# summarize-galaxy-workflow eval

Abstract oracle for the summary emitted from an existing Galaxy workflow. Fixture-bound cases live in the pipeline's `scenarios.md`.

## Property: the summary validates against its schema

- check: deterministic
- assertion: the emitted JSON passes `foundry validate-summary-galaxy-workflow`, including `additionalProperties: false` at every level.

## Property: every step and connection in the source appears

- check: deterministic
- assertion: `steps[]` has one entry per gxformat2 step and `graph.edges[]` covers every input connection; no step present in the source workflow is silently dropped from the summary.

## Property: labels are preserved verbatim

- check: llm-judged
- assertion: step labels, workflow-input labels, and workflow-output names match the source workflow exactly.
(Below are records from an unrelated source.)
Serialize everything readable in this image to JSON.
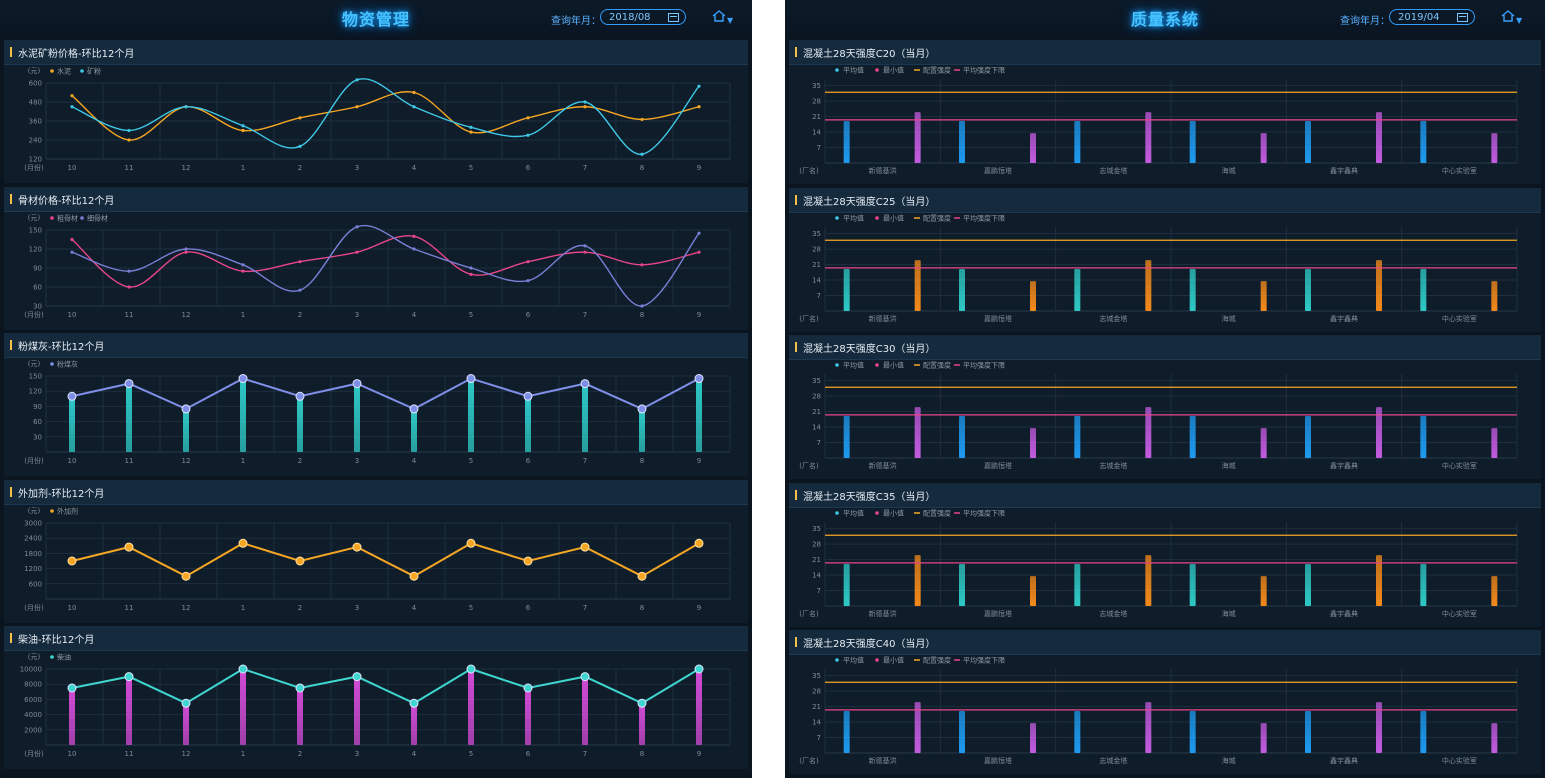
{
  "left": {
    "title": "物资管理",
    "query_label": "查询年月：",
    "query_value": "2018/08",
    "home_icon": "home-icon",
    "x_categories": [
      "10",
      "11",
      "12",
      "1",
      "2",
      "3",
      "4",
      "5",
      "6",
      "7",
      "8",
      "9"
    ],
    "x_unit": "(月份)",
    "y_unit": "(元)",
    "charts": [
      {
        "title": "水泥矿粉价格-环比12个月",
        "type": "line",
        "ylim": [
          120,
          600
        ],
        "yticks": [
          600,
          480,
          360,
          240,
          120
        ],
        "series": [
          {
            "name": "水泥",
            "color": "#f5a623",
            "values": [
              520,
              240,
              450,
              300,
              380,
              450,
              540,
              290,
              380,
              450,
              370,
              450
            ]
          },
          {
            "name": "矿粉",
            "color": "#3ec8e6",
            "values": [
              450,
              300,
              450,
              330,
              200,
              620,
              450,
              320,
              270,
              480,
              150,
              580
            ]
          }
        ]
      },
      {
        "title": "骨材价格-环比12个月",
        "type": "line",
        "ylim": [
          30,
          150
        ],
        "yticks": [
          150,
          120,
          90,
          60,
          30
        ],
        "series": [
          {
            "name": "粗骨材",
            "color": "#e8468a",
            "values": [
              135,
              60,
              115,
              85,
              100,
              115,
              140,
              80,
              100,
              115,
              95,
              115
            ]
          },
          {
            "name": "细骨材",
            "color": "#7a7fd6",
            "values": [
              115,
              85,
              120,
              95,
              55,
              155,
              120,
              90,
              70,
              125,
              30,
              145
            ]
          }
        ]
      },
      {
        "title": "粉煤灰-环比12个月",
        "type": "bar-line",
        "ylim": [
          0,
          150
        ],
        "yticks": [
          150,
          120,
          90,
          60,
          30
        ],
        "series": [
          {
            "name": "粉煤灰",
            "color": "#7f8fe8",
            "bar_color": "#2ec9c6",
            "values": [
              110,
              135,
              85,
              145,
              110,
              135,
              85,
              145,
              110,
              135,
              85,
              145
            ]
          }
        ]
      },
      {
        "title": "外加剂-环比12个月",
        "type": "line",
        "ylim": [
          0,
          3000
        ],
        "yticks": [
          3000,
          2400,
          1800,
          1200,
          600
        ],
        "series": [
          {
            "name": "外加剂",
            "color": "#f5a623",
            "values": [
              1500,
              2050,
              900,
              2200,
              1500,
              2050,
              900,
              2200,
              1500,
              2050,
              900,
              2200
            ]
          }
        ]
      },
      {
        "title": "柴油-环比12个月",
        "type": "bar-line",
        "ylim": [
          0,
          10000
        ],
        "yticks": [
          10000,
          8000,
          6000,
          4000,
          2000
        ],
        "series": [
          {
            "name": "柴油",
            "color": "#3ed6cf",
            "bar_color": "#d14bd6",
            "values": [
              7500,
              9000,
              5500,
              10000,
              7500,
              9000,
              5500,
              10000,
              7500,
              9000,
              5500,
              10000
            ]
          }
        ]
      }
    ]
  },
  "right": {
    "title": "质量系统",
    "query_label": "查询年月：",
    "query_value": "2019/04",
    "home_icon": "home-icon",
    "x_unit": "(厂名)",
    "categories": [
      "新德基洪",
      "嘉鹏恒塔",
      "志城金塔",
      "海城",
      "鑫宇鑫典",
      "中心实验室"
    ],
    "legend": [
      {
        "name": "平均值",
        "color": "#3ec8e6",
        "kind": "dot"
      },
      {
        "name": "最小值",
        "color": "#e8468a",
        "kind": "dot"
      },
      {
        "name": "配置强度",
        "color": "#f5a623",
        "kind": "line"
      },
      {
        "name": "平均强度下限",
        "color": "#e8468a",
        "kind": "line"
      }
    ],
    "yticks": [
      35,
      28,
      21,
      14,
      7
    ],
    "ylim": [
      0,
      38
    ],
    "charts": [
      {
        "title": "混凝土28天强度C20（当月）",
        "avg": [
          19,
          19,
          19,
          19,
          19,
          19
        ],
        "min": [
          23,
          13.5,
          23,
          13.5,
          23,
          13.5
        ],
        "config": 32,
        "lower": 19.5,
        "avg_color": "#1e9af0",
        "min_color": "#c35be0"
      },
      {
        "title": "混凝土28天强度C25（当月）",
        "avg": [
          19,
          19,
          19,
          19,
          19,
          19
        ],
        "min": [
          23,
          13.5,
          23,
          13.5,
          23,
          13.5
        ],
        "config": 32,
        "lower": 19.5,
        "avg_color": "#2ec9c6",
        "min_color": "#f58a1a"
      },
      {
        "title": "混凝土28天强度C30（当月）",
        "avg": [
          19,
          19,
          19,
          19,
          19,
          19
        ],
        "min": [
          23,
          13.5,
          23,
          13.5,
          23,
          13.5
        ],
        "config": 32,
        "lower": 19.5,
        "avg_color": "#1e9af0",
        "min_color": "#c35be0"
      },
      {
        "title": "混凝土28天强度C35（当月）",
        "avg": [
          19,
          19,
          19,
          19,
          19,
          19
        ],
        "min": [
          23,
          13.5,
          23,
          13.5,
          23,
          13.5
        ],
        "config": 32,
        "lower": 19.5,
        "avg_color": "#2ec9c6",
        "min_color": "#f58a1a"
      },
      {
        "title": "混凝土28天强度C40（当月）",
        "avg": [
          19,
          19,
          19,
          19,
          19,
          19
        ],
        "min": [
          23,
          13.5,
          23,
          13.5,
          23,
          13.5
        ],
        "config": 32,
        "lower": 19.5,
        "avg_color": "#1e9af0",
        "min_color": "#c35be0"
      }
    ]
  }
}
A renamed, re-cased, or singular/plural-shifted label is a failure, because the change-set anchors edits to these strings.
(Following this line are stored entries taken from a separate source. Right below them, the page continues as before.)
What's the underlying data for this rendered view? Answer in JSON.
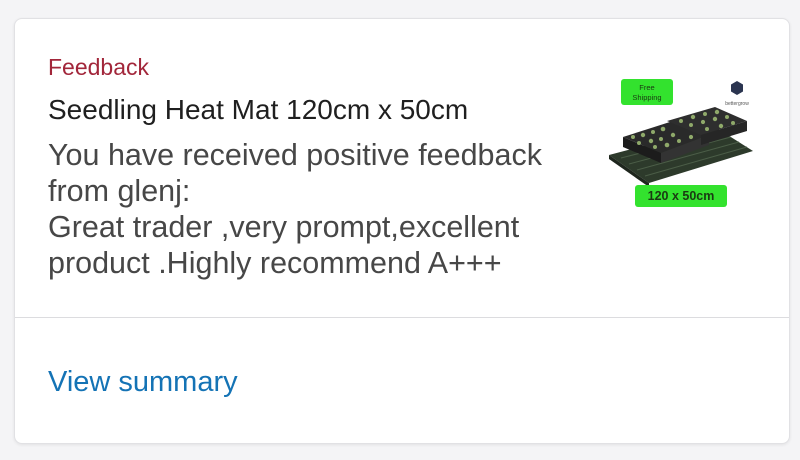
{
  "notification": {
    "category": "Feedback",
    "title": "Seedling Heat Mat 120cm x 50cm",
    "message_lines": [
      "You have received positive feedback",
      "from glenj:",
      "Great trader ,very prompt,excellent",
      "product .Highly recommend A+++"
    ],
    "action_label": "View summary"
  },
  "thumbnail": {
    "badge_line1": "Free",
    "badge_line2": "Shipping",
    "size_label": "120 x 50cm",
    "brand_text": "bettergrow"
  },
  "colors": {
    "category": "#a2263a",
    "link": "#1473b5",
    "badge_green": "#33e22e"
  }
}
## Property: tool identity and state are recorded faithfully

- check: llm-judged
- assertion: each tool step's `tool_id`, `tool_version`, and `tool_state` reflect the source verbatim; `tool_state` is not summarized away or normalized in a way that loses a parameter an edit might target. Invented Tool Shed ids or versions are a failure.

## Property: `.ga` conversion is recorded and flagged when lossy

- check: deterministic
- assertion: a `.ga` input yields `original_format: ga` and a populated `documents.converted_path`; any structure the conversion drops or rewrites surfaces in `warnings[]` rather than being presented as clean.

## Property: existing tests are captured, not fabricated

- check: llm-judged
- assertion: `tests[]` reflects only tests actually present (sibling `*-tests.yml` or embedded); when none exist it is `[]`. Expected outputs are never inferred from tool names.